Awlaki wasn't charged with or tried for any crime. Instead, he was killed by a drone, along with another U.S. citizen, Samir Khan, who was with him -- a death that one U.S. Congress member called "a bonus" and "a twofer." Awlaki's teenage son and several other teenage members of his family were killed two weeks later by another U.S. drone strike.

These deaths were a handful among the mountain of corpses produced by U.S. dirty wars. And Dirty Wars provides us with the heartbreaking and "humanizing" stories of some of the non-U.S. victims. I put "humanizing" in quotes because I always wonder whether anyone really truly doubts that foreigners living far away are human until a photo or film or narrative "puts a human face on them." Here are stories of innocent families, children, women, and men killed by a Global War on the Globe that advertises itself as eliminating terrorism.

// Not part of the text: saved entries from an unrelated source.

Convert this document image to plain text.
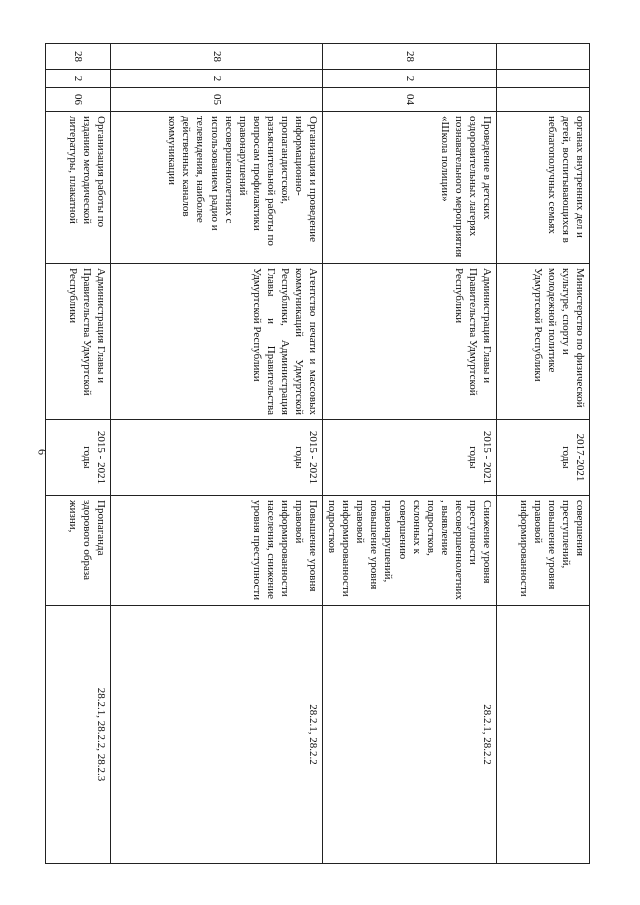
6
			органах внутренних дел и детей, воспитывающихся в неблагополучных семьях	Министерство по физической культуре, спорту и молодежной политике Удмуртской Республики	2017-2021 годы	совершения преступлений, повышение уровня правовой информированности	
28	2	04	Проведение в детских оздоровительных лагерях познавательного мероприятия «Школа полиции»	Администрация Главы и Правительства Удмуртской Республики	2015 - 2021 годы	Снижение уровня преступности несовершеннолетних, выявление подростков, склонных к совершению правонарушений, повышение уровня правовой информированности подростков	28.2.1, 28.2.2
28	2	05	Организация и проведение информационно-пропагандистской, разъяснительной работы по вопросам профилактики правонарушений несовершеннолетних с использованием радио и телевидения, наиболее действенных каналов коммуникации	Агентство печати и массовых коммуникаций Удмуртской Республики, Администрация Главы и Правительства Удмуртской Республики	2015 - 2021 годы	Повышение уровня правовой информированности населения, снижение уровня преступности	28.2.1, 28.2.2
28	2	06	Организация работы по изданию методической литературы, плакатной	Администрация Главы и Правительства Удмуртской Республики	2015 - 2021 годы	Пропаганда здорового образа жизни,	28.2.1, 28.2.2, 28.2.3
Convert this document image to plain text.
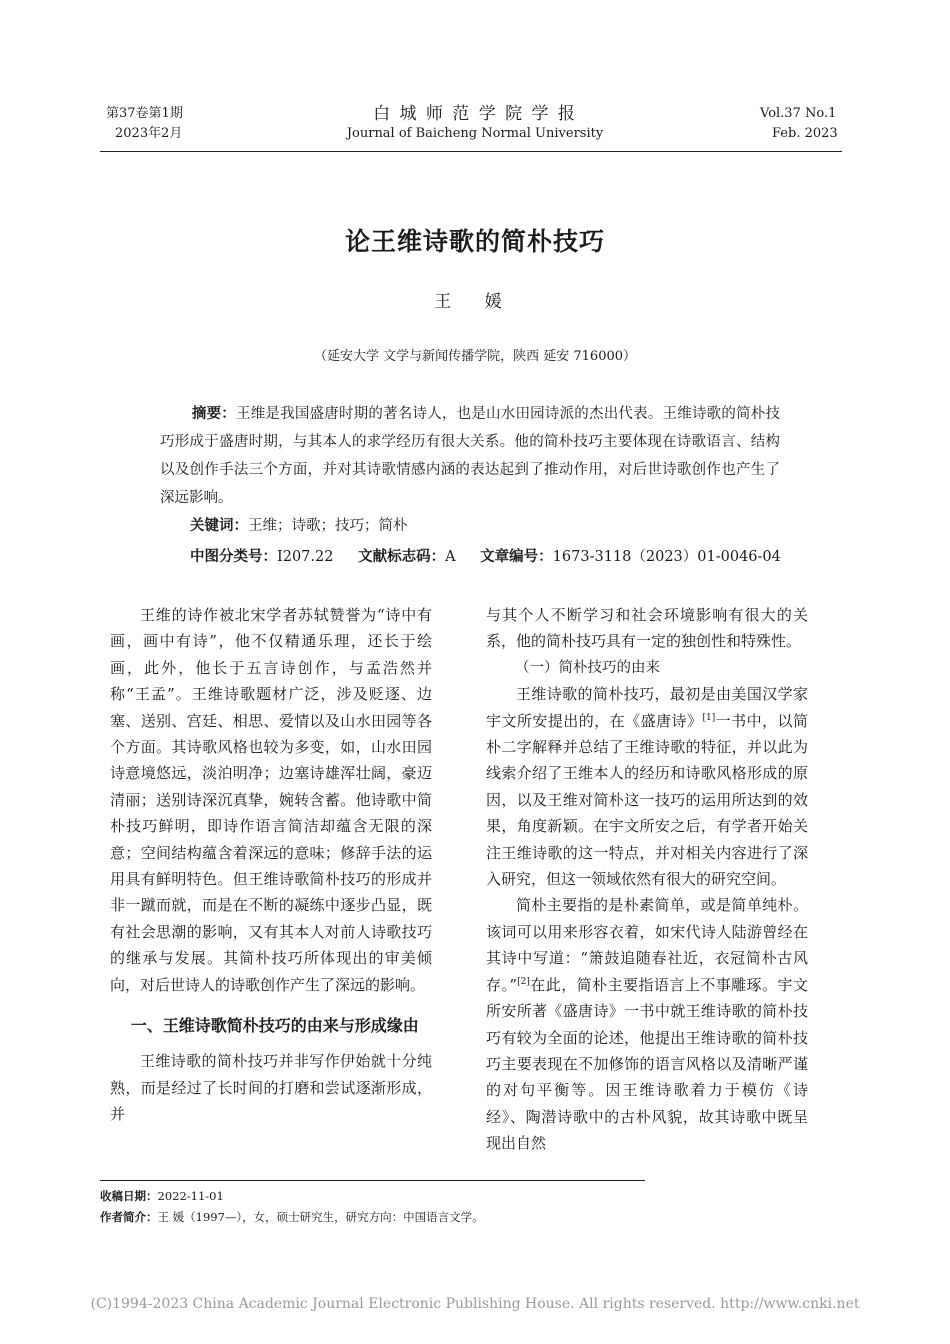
第37卷第1期
2023年2月
白 城 师 范 学 院 学 报
Journal of Baicheng Normal University
Vol.37 No.1
Feb. 2023
论王维诗歌的简朴技巧
王 媛
（延安大学 文学与新闻传播学院，陕西 延安 716000）

摘要：王维是我国盛唐时期的著名诗人，也是山水田园诗派的杰出代表。王维诗歌的简朴技巧形成于盛唐时期，与其本人的求学经历有很大关系。他的简朴技巧主要体现在诗歌语言、结构以及创作手法三个方面，并对其诗歌情感内涵的表达起到了推动作用，对后世诗歌创作也产生了深远影响。

关键词：王维；诗歌；技巧；简朴

中图分类号：I207.22 文献标志码：A 文章编号：1673-3118（2023）01-0046-04

王维的诗作被北宋学者苏轼赞誉为“诗中有画，画中有诗”，他不仅精通乐理，还长于绘画，此外，他长于五言诗创作，与孟浩然并称“王孟”。王维诗歌题材广泛，涉及贬逐、边塞、送别、宫廷、相思、爱情以及山水田园等各个方面。其诗歌风格也较为多变，如，山水田园诗意境悠远，淡泊明净；边塞诗雄浑壮阔，豪迈清丽；送别诗深沉真挚，婉转含蓄。他诗歌中简朴技巧鲜明，即诗作语言简洁却蕴含无限的深意；空间结构蕴含着深远的意味；修辞手法的运用具有鲜明特色。但王维诗歌简朴技巧的形成并非一蹴而就，而是在不断的凝练中逐步凸显，既有社会思潮的影响，又有其本人对前人诗歌技巧的继承与发展。其简朴技巧所体现出的审美倾向，对后世诗人的诗歌创作产生了深远的影响。

一、王维诗歌简朴技巧的由来与形成缘由

王维诗歌的简朴技巧并非写作伊始就十分纯熟，而是经过了长时间的打磨和尝试逐渐形成，并

与其个人不断学习和社会环境影响有很大的关系，他的简朴技巧具有一定的独创性和特殊性。

（一）简朴技巧的由来

王维诗歌的简朴技巧，最初是由美国汉学家宇文所安提出的，在《盛唐诗》[1]一书中，以简朴二字解释并总结了王维诗歌的特征，并以此为线索介绍了王维本人的经历和诗歌风格形成的原因，以及王维对简朴这一技巧的运用所达到的效果，角度新颖。在宇文所安之后，有学者开始关注王维诗歌的这一特点，并对相关内容进行了深入研究，但这一领域依然有很大的研究空间。

简朴主要指的是朴素简单，或是简单纯朴。该词可以用来形容衣着，如宋代诗人陆游曾经在其诗中写道：“箫鼓追随春社近，衣冠简朴古风存。”[2]在此，简朴主要指语言上不事雕琢。宇文所安所著《盛唐诗》一书中就王维诗歌的简朴技巧有较为全面的论述，他提出王维诗歌的简朴技巧主要表现在不加修饰的语言风格以及清晰严谨的对句平衡等。因王维诗歌着力于模仿《诗经》、陶潜诗歌中的古朴风貌，故其诗歌中既呈现出自然

收稿日期：2022-11-01
作者简介：王 媛（1997—），女，硕士研究生，研究方向：中国语言文学。
(C)1994-2023 China Academic Journal Electronic Publishing House. All rights reserved. http://www.cnki.net
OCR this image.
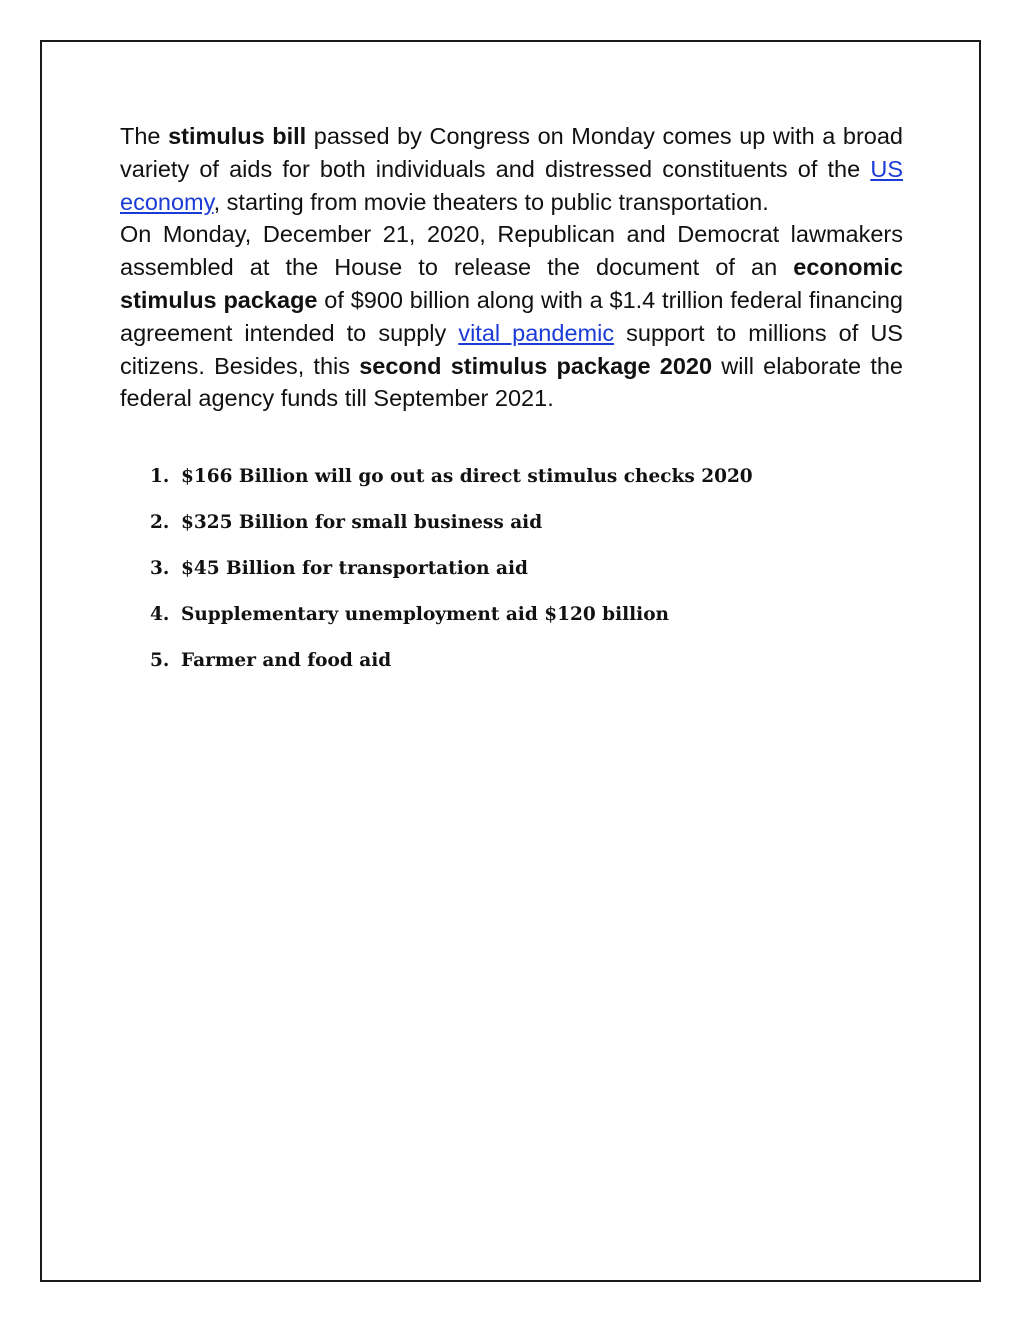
The stimulus bill passed by Congress on Monday comes up with a broad variety of aids for both individuals and distressed constituents of the US economy, starting from movie theaters to public transportation.

On Monday, December 21, 2020, Republican and Democrat lawmakers assembled at the House to release the document of an economic stimulus package of $900 billion along with a $1.4 trillion federal financing agreement intended to supply vital pandemic support to millions of US citizens. Besides, this second stimulus package 2020 will elaborate the federal agency funds till September 2021.

1. $166 Billion will go out as direct stimulus checks 2020
2. $325 Billion for small business aid
3. $45 Billion for transportation aid
4. Supplementary unemployment aid $120 billion
5. Farmer and food aid
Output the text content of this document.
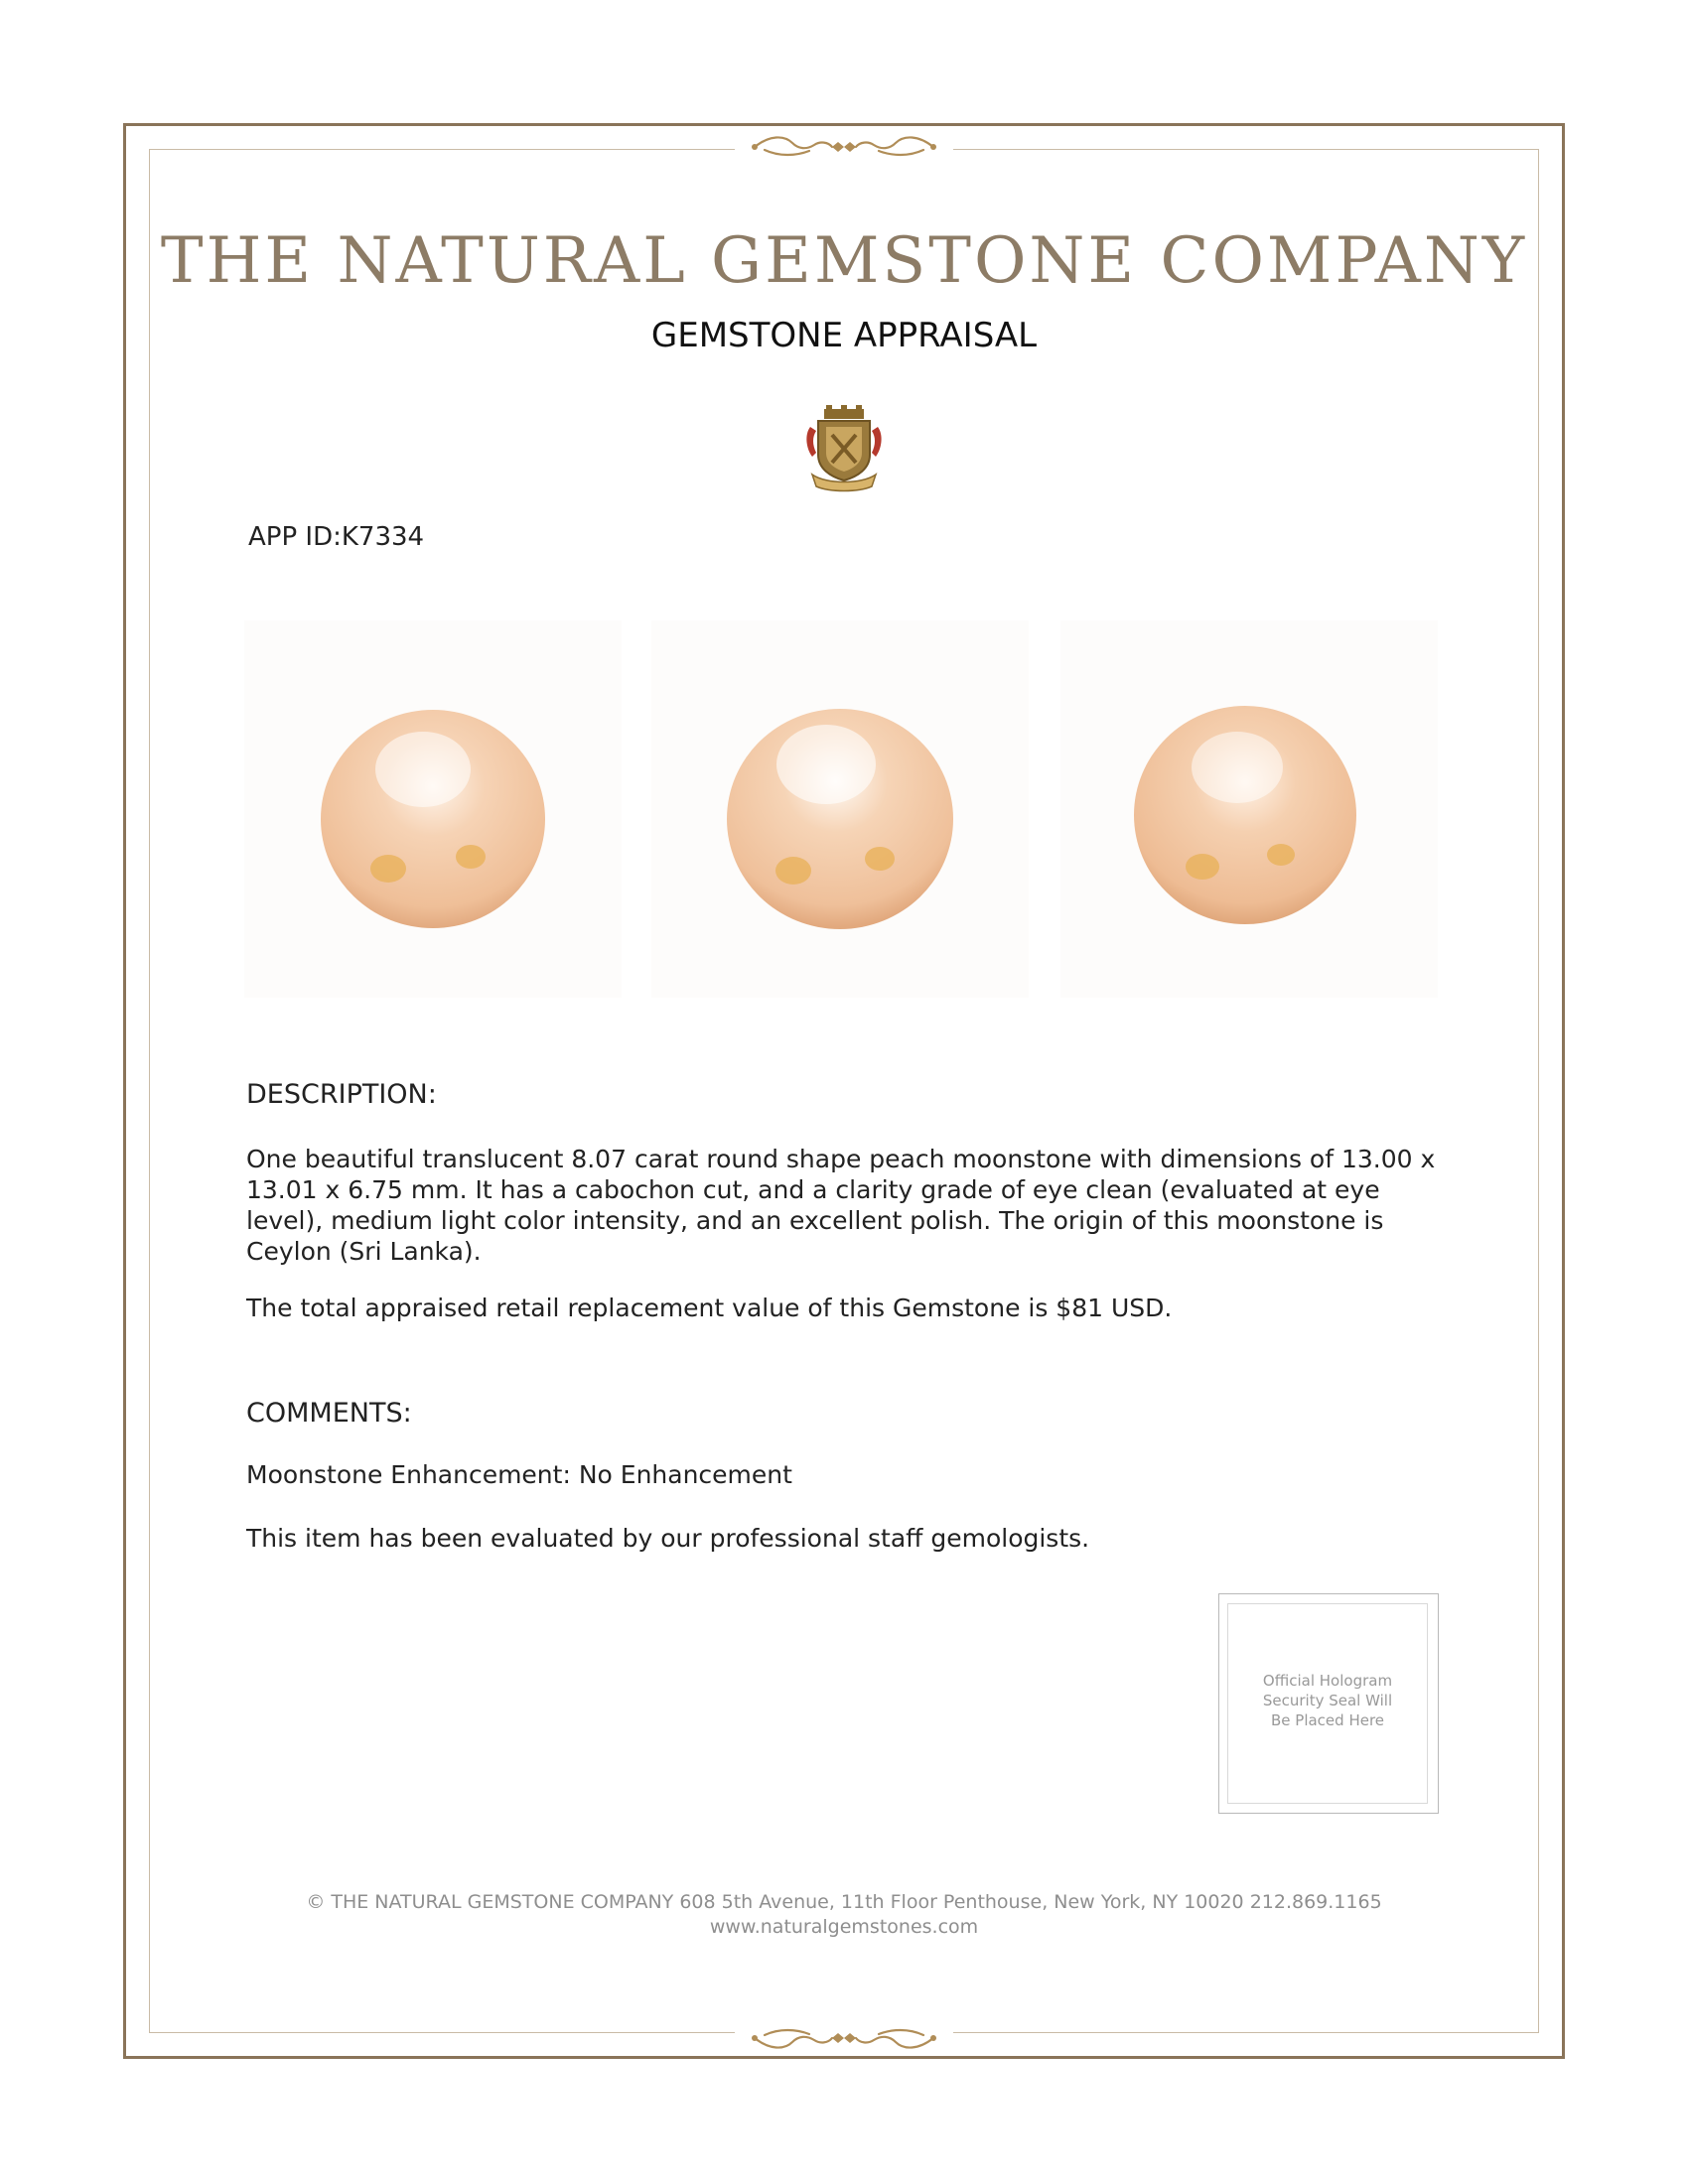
THE NATURAL GEMSTONE COMPANY
GEMSTONE APPRAISAL
APP ID:K7334
DESCRIPTION:
One beautiful translucent 8.07 carat round shape peach moonstone with dimensions of 13.00 x 13.01 x 6.75 mm. It has a cabochon cut, and a clarity grade of eye clean (evaluated at eye level), medium light color intensity, and an excellent polish. The origin of this moonstone is Ceylon (Sri Lanka).
The total appraised retail replacement value of this Gemstone is $81 USD.
COMMENTS:
Moonstone Enhancement: No Enhancement
This item has been evaluated by our professional staff gemologists.
Official Hologram
Security Seal Will
Be Placed Here
© THE NATURAL GEMSTONE COMPANY 608 5th Avenue, 11th Floor Penthouse, New York, NY 10020 212.869.1165
www.naturalgemstones.com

The Boston marathon bombs created a bit of a public debate this week over how to define "terrorism." Many were unsure whether it was terrorism, not knowing whether the bombers were foreign or domestic. Others believed the bombers' motives needed to be known before the "terrorism" label could be applied. The latter is a reasonable position, but one that renders the term less useful, while ignoring many of its common uses. If we define "terrorism," as seems most useful, as acts of violence that terrorize people, it is hard to see much of what's recounted in Scahill's book as anything other than terrorism.

While we're defining terms, it's worth noting that "assassination" is usually defined as the murder of a prominent public figure. A "signature strike," which Scahill describes as a type of "pre-crime" punishment, in which President Obama or his subordinate orders the killing of someone whose name is unknown but whose behavior suggests that he or she might be likely to engage in active resistance to a U.S. occupation or might be likely to attack people in the United States someday -- that is by definition not an assassination. It is a different type of murder, but still of course a murder.

When the New York Times reported on President Obama's kill list on May 29, 2012, it quoted Obama's National Security Advisor and cited interviews with three-dozen former and current advisors to Obama in the White House. The U.S. voting public reelected Obama five months later, and it appears entirely possible that the president wanted the public to know that he murders people (trusting that many who wouldn't approve would avoid knowing), and that as a political strategist -- if in no other way whatsoever -- Obama was right.